A couple of cool announcements today. To start with, we’re taking Trillian 5.3 for Windows out of beta and making it available to everyone. We’re also announcing a special business version of Trillian that tackles most of the commonly-requested, business-oriented features that customers have been requesting over the years. Take a look at what’s new!
Group chat improvements.
Save chats to your contact list, automatically join selected chats, stay in chat rooms even when closing the window, edit topics directly from the chat window, and much more!
Trillian group chats.
In addition to beefing up group chats across the board, we’re also unveiling Trillian group chats in 5.3! Right now you’ll need to be on the Windows client to take advantage of group chats but we’ll be rolling support out for other devices soon. Trillian group chats are a great way to keep a team connected – they’re persistent and cloud-history backed, ensuring you can catch up on conversation that happened while you weren’t around.

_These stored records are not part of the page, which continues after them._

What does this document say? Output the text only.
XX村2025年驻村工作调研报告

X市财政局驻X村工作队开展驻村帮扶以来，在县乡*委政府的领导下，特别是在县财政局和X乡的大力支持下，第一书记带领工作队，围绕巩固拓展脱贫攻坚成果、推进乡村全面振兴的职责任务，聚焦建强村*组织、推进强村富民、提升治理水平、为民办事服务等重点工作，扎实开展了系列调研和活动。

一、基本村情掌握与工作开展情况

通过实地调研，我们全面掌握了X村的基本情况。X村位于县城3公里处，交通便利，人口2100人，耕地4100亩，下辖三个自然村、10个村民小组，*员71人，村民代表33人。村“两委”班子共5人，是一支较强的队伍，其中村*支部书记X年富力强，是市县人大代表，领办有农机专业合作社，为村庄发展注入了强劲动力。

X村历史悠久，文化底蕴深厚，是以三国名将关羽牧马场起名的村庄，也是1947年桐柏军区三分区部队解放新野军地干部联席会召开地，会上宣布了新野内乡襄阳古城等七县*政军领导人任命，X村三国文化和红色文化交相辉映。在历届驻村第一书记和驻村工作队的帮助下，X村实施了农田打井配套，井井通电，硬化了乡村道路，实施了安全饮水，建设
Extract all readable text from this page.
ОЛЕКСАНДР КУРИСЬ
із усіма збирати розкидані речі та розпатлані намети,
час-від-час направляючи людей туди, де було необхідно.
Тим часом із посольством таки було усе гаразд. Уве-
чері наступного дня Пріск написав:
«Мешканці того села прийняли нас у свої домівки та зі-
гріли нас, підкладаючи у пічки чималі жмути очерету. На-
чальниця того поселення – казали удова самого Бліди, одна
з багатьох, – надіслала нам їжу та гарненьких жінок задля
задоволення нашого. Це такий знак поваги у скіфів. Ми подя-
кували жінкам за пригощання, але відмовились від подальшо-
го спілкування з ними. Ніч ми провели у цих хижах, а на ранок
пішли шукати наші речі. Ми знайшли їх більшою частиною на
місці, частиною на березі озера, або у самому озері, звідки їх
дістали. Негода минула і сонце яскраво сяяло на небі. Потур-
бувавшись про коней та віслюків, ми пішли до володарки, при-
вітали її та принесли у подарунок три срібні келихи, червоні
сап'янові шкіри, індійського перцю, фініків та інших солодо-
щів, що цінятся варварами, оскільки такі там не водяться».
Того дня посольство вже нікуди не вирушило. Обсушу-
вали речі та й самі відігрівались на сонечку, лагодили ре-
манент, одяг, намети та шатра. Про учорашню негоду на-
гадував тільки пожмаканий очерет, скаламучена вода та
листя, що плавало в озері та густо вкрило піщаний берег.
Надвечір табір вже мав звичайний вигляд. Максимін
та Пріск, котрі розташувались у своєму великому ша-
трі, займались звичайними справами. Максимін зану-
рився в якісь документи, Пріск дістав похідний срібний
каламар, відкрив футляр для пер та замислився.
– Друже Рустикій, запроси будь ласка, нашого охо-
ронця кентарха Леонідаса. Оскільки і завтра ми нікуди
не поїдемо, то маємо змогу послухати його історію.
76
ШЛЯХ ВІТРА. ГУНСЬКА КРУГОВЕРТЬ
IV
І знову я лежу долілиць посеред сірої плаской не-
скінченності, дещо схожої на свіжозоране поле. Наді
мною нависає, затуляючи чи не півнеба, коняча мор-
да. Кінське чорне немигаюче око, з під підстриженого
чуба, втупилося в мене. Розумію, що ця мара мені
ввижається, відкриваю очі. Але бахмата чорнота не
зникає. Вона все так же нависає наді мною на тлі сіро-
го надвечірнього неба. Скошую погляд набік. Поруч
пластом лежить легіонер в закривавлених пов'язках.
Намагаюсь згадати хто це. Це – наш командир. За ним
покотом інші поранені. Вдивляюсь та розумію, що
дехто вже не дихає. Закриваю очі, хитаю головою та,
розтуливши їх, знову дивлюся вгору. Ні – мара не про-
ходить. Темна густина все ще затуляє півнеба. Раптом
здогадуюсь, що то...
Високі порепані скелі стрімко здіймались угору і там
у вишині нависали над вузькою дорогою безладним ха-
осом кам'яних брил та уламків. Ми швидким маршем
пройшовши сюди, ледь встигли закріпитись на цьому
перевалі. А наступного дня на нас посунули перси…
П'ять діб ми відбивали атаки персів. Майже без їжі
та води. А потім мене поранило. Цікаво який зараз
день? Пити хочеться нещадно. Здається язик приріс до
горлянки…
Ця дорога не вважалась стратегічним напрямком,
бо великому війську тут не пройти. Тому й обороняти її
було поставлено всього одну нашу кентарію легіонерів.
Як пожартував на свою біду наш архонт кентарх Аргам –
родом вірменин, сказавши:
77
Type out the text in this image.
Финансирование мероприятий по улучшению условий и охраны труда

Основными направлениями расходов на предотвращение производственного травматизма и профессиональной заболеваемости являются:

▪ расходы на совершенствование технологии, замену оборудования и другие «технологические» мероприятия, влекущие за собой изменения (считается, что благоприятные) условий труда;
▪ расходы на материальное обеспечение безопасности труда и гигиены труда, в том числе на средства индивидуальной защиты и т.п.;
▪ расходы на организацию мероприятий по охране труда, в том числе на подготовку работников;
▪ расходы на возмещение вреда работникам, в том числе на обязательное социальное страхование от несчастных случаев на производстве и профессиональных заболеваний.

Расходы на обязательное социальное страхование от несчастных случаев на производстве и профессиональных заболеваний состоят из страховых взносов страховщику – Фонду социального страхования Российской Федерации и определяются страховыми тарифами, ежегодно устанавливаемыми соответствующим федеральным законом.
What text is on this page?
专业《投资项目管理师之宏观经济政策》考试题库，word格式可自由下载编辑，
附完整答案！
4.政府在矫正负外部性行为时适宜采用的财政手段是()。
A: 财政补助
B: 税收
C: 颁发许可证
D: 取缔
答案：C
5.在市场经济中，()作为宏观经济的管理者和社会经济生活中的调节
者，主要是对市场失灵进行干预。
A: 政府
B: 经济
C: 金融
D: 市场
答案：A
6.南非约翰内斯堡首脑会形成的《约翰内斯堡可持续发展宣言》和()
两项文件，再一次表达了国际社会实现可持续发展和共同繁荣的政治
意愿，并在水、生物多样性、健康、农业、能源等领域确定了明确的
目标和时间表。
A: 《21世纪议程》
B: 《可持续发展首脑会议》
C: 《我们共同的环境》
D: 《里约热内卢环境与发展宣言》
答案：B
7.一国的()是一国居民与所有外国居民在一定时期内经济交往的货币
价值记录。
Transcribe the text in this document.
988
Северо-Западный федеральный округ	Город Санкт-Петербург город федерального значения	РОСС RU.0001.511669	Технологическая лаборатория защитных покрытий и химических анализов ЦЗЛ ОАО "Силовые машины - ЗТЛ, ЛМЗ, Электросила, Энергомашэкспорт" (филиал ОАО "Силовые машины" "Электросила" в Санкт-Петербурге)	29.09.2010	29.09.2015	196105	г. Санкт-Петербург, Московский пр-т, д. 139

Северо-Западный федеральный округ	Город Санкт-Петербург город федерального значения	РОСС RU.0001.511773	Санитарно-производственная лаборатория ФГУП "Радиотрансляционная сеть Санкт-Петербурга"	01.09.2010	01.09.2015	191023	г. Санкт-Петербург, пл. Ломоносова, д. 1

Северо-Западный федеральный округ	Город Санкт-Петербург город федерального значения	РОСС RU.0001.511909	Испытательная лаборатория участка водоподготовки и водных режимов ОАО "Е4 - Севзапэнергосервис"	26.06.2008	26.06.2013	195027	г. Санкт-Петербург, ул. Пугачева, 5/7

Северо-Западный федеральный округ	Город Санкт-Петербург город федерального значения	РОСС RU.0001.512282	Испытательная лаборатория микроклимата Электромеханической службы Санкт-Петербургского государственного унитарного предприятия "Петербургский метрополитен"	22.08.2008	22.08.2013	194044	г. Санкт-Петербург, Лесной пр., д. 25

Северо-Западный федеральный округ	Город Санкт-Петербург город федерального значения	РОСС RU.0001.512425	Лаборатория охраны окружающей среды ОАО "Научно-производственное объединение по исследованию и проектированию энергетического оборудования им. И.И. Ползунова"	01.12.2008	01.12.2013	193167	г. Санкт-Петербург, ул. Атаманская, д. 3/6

Our new in-game plugin exposes an overlay that works inside of full screen games to keep you chatting while you play! In-game chat supports tabbed chatting, alerts, and a cool “unread badge” that sticks around even when the overlay isn’t visible so you always know how many unread messages await you. You can enable the plugin in your “Chat Windows” preferences.
Trillian for Business.
Claim your domain with Trillian for Business! Small teams looking for an easy way to communicate without managing internal IM servers and larger teams looking to control client deployment and policies can both benefit from Trillian for Business. Learn more on our FAQ page.
5.3 vastly improves the way Trillian handles SSL certificate validation. The list of root certificate authorities that Trillian trusts is now bundled in a user-configurable text file, and when talking to servers with self-signed or otherwise invalid certificates Trillian will now let you know so that you can decide how to proceed.
The small stuff.
Lots of minor visual cleanups went into 5.3 as well, including some new status icons to make it more obvious who is online and who is away. Both message windows and the contact list have received some shiny new visual upgrades and general cleanups, our Skype integration should now work correctly on Windows 8, and Trillian users can now be invited to Google Talk chat rooms. We also spent some time improving the IRC engine in minor ways for 5.3. Check out the full changelog here, and thanks for supporting Trillian!